An aircraft that tugs at your heartstrings

My Super Cub is a splendid place for social isolation—whether flying it, or just doting over it in the hangar. I can sit for long periods, just admiring the lines on this iconic airplane, which has spawned so many successful derivatives.

It reclines casually on its back wheel, comfortable in its distinctive yellow color that doesn’t seem right on any other airplane. The joyful hue is a welcome contrast to the dark news often encircling us during this pandemic.

Most temperate days, I head out to the hangar a few hundred feet from our eerily quiet offices at headquarters and lunch with N517WC, which spends most of its time locked in solitary confinement. I imagine that 7WC is always happy to see me and wonders why I was gone so long. What could possibly keep me from the awesomeness it is always poised to reveal? Like an attentive dog, waiting at home, the Super Cub waits for the hangar door to open and our next adventure to begin. I sit with it, sometimes re-reading the scant owner’s manual, sometimes preening its fabric, and make promises I won’t keep about all the upgrades it will get. No one is around. No mask necessary. Social isolation with this thing that brings so much joy, even when caged.

Airborne, I’m inspired by the views it reveals, which extend endlessly and keep feeding my windscreen, like the repeating reels scrolling by car windows in old movies. Only this view extends 360 degrees around me and changes, constantly, for as long as I fly. The simplicity of a Super Cub affords a lot of time to admire and ponder. Eyes don’t need to be in the cockpit much; there’s not much there to check that can’t be affirmed by outside visual and aural clues.

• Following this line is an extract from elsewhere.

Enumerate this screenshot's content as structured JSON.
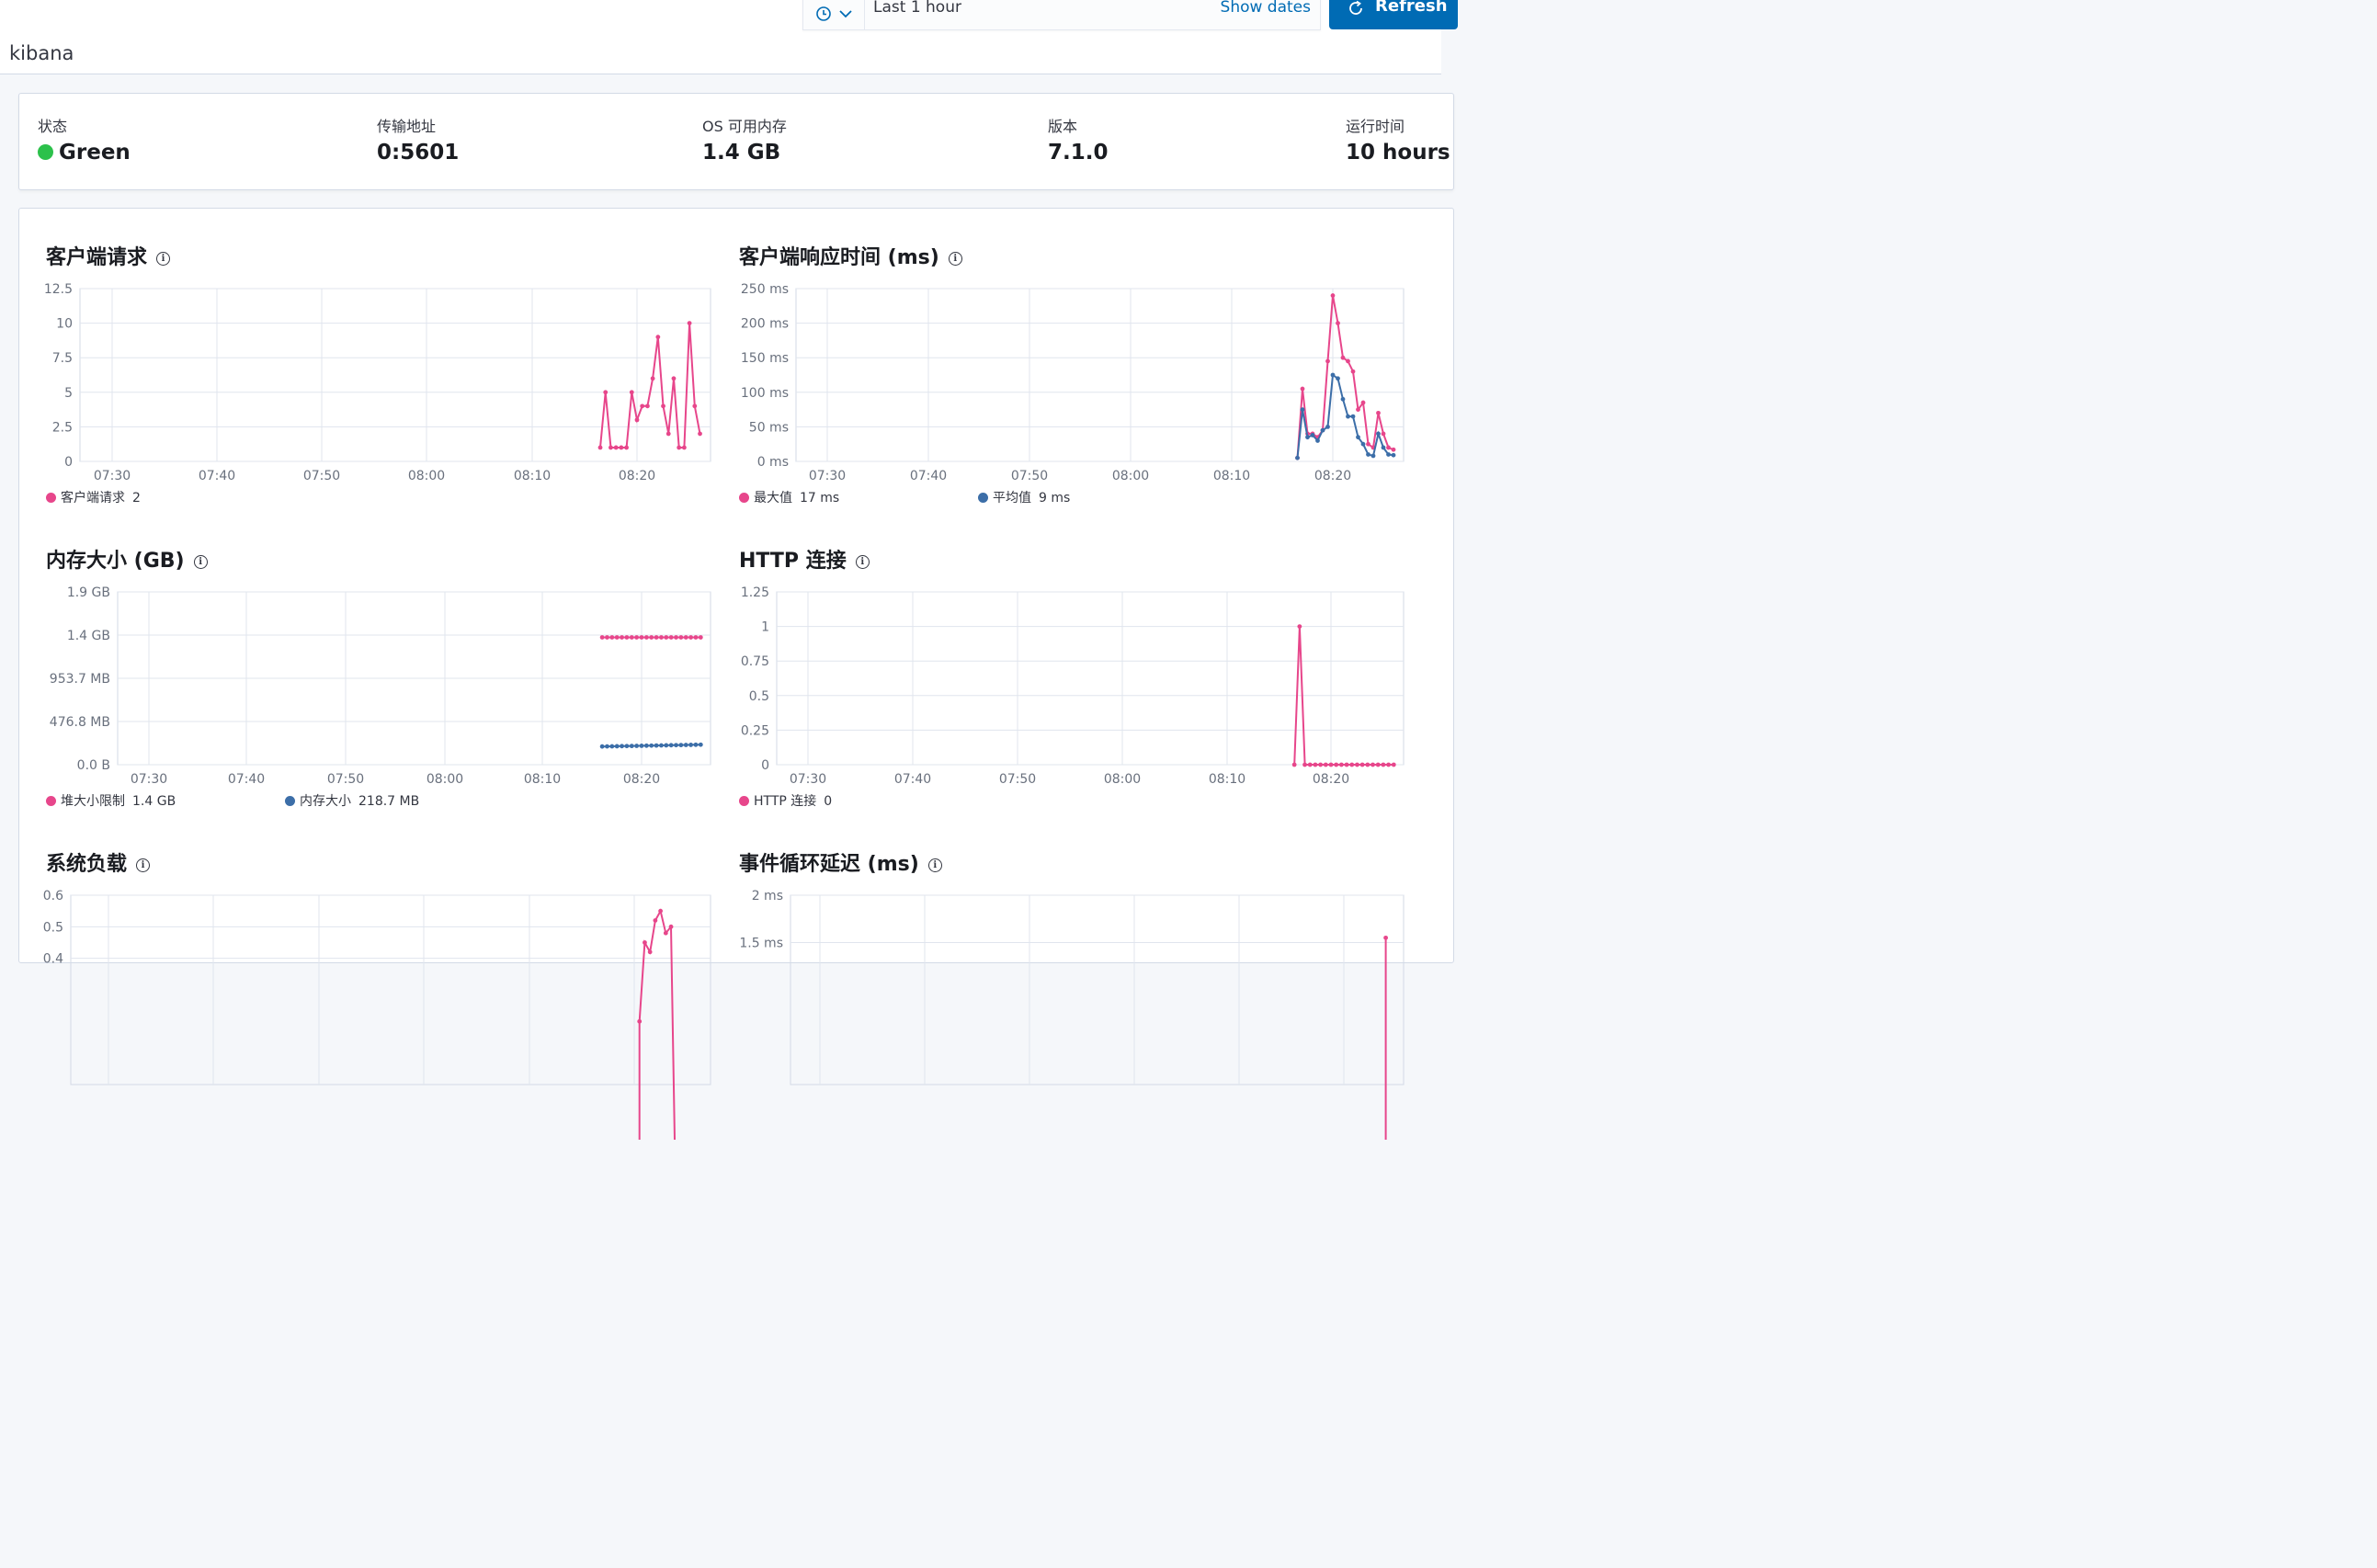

The more complex jets I used to fly are stunning performers, but they were divas, demanding to be the center of attention. They were proud for me to see the dials and digits they flaunted like expensive jewelry, and they insisted that I attended to them frequently. The surrounding scenery was but a setting to emphasize their impressive performance.

My Super Cub, on the other hand, shuns the spotlight, preferring to cast attention outward on the drama it exposes. It demands patience. It will take me anywhere; I just need time and a patient disposition to soak in what it uncovers. The Super Cub’s tandem seating indulges the refuge I seek in flying. I’m embarrassingly selfish in the cockpit and have no serious desire to change that—in part because I’m at my best flying solo, a serendipitous trait during a pandemic. I’ve never fully adapted to a crew of any kind flying with me. I don’t like explaining my decisions or announcing my actions. I forget to delay just a second as common courtesy to advise someone to clear for a flight control check, or that I’m closing a window or changing a fuel tank. I resent the implied obligation to entertain someone within six inches of me. Perhaps years of solo flying in the U.S. Air Force tainted my acceptance of someone else encroaching on my cockpit sanctum.

I usually fly at 500 to 1,000 feet above the ground, following valleys and surfing ridges. I’m a nuisance to air traffic control on flight following when I am that low, moving in and out of radar coverage, so I rarely talk to ATC. ADS-B and satellite weather offer exceptional situational awareness on weather, traffic, and obstacles that I never had flying the divas. I listen to music and go long periods near a meditative state, absorbing the splendor. I’m sure people in other hobbies find this experience in different ways, but I don’t know how. How do they match the combination of perspective, the natural beauty in this world made accessible to pilots by demanding skills developed over years? Skills that allow pilots to harness one of the most dangerous forces in the natural world, gravity.

Quietly, in the subconscious, these skills—once so hard to master—now come with ease and seem as natural as walking. There’s an inexpressible feeling of satisfaction and pride in that realization, and a level of amazement. An underlying recognition that it is all so precarious, really. Or could be, save for the knowledge and skill I’ve built. The Super Cub has no ability to overcome gravity without me, and it will dutifully follow my commands, even to our mutual doom. Defying the natural order can come crashing down, literally, if my skills or decisions balancing this complex equation of flight go amiss.

So, I realize that is my charge. To maintain knowledge and skills, fly it often enough to remain proficient, and proceed more cautiously when I’m not. It won’t get all the upgrades I promise, but I must maintain it to be reliable. Then I can continue to defy the natural order, seek more adventure, and dream up more exploits for when this pandemic is grounded.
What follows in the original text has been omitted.